I was speaking with my mother last night. Now, I never really spoke to her about my writing before I got my first contract because she didn't quite believe that I was ducking out of family stuff because I was writing. That's just how it was, and I am fine with that.
But since then I've occasionally spoken with her about the process. Last night when we had a communications problem, I realized I haven't talked as much about my work as I did to my old roomie who now understands POV.
I haven't bought a new book (hardback but on ebook), because of the price. I asked Mom if she'd read it. She had checked it out of the library and said it was a terrible book. When I asked why, she said it was horrible.
Now if you tell me a book is terrible/horrible, the first thing I think of is that the writing was bad and the plot didn't hang together or the characters did something really stupid. After flailing around for a couple of minutes, she gave me an example of something HORRIBLE happening in the book "and I don't know why people have to include such horrible things in books now."

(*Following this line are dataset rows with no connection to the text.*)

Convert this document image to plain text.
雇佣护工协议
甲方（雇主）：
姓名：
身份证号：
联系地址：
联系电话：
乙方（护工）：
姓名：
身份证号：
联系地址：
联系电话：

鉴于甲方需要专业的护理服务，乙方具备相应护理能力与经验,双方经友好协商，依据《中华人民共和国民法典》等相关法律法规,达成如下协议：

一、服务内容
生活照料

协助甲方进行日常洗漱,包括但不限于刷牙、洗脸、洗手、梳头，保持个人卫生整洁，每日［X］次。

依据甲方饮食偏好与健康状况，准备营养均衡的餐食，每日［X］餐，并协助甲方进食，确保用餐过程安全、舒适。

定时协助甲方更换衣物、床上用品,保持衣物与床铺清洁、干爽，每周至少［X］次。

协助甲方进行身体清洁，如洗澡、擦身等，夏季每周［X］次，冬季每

I admit, what Mom said would go straight to my "horrible" meter, and most decent people's HORRIBLE meter. She repeated several times that it was horrible, and I have a feeling that the scenes were vivid enough for her to remember -- good for the writer. And that she wasn't going to be reading the series any more unless someone read them first and told her it was NOT horrible, horrific.
If she'd used horrific, I would have clued in, but why should she? The problem here is that I now (and have for a long time) consider the craft of a book first.
I think I was talking to a non-writer friend of mine a while back about another series and she warned me that (paraphrasing), that there were some "difficult moments" in it. That language I understood.
Now, my Mom doesn't buy these books. She's an ex-librarian (well, so am I) and a library patron. But I DO buy these books, and she has convinced me (who was considering purchasing it) not to spring for the hardback (or ebook).
So, always consider your audience. Mom is probably not the solid and main audience for those books, but she reads and she supports her libraries. I may not be the main audience for those books, but I read voraciously too, and the author lost me as a reader on this one.
So I'll be asking around to see what others have to say, and will get a summary off the internet, but I've already missed several of these books and it won't hurt me to miss one more.
This may be a transition book for the author, taking the series to a new level, with new twists, but there is always that risk you run....
May your reading bring you pleasure today.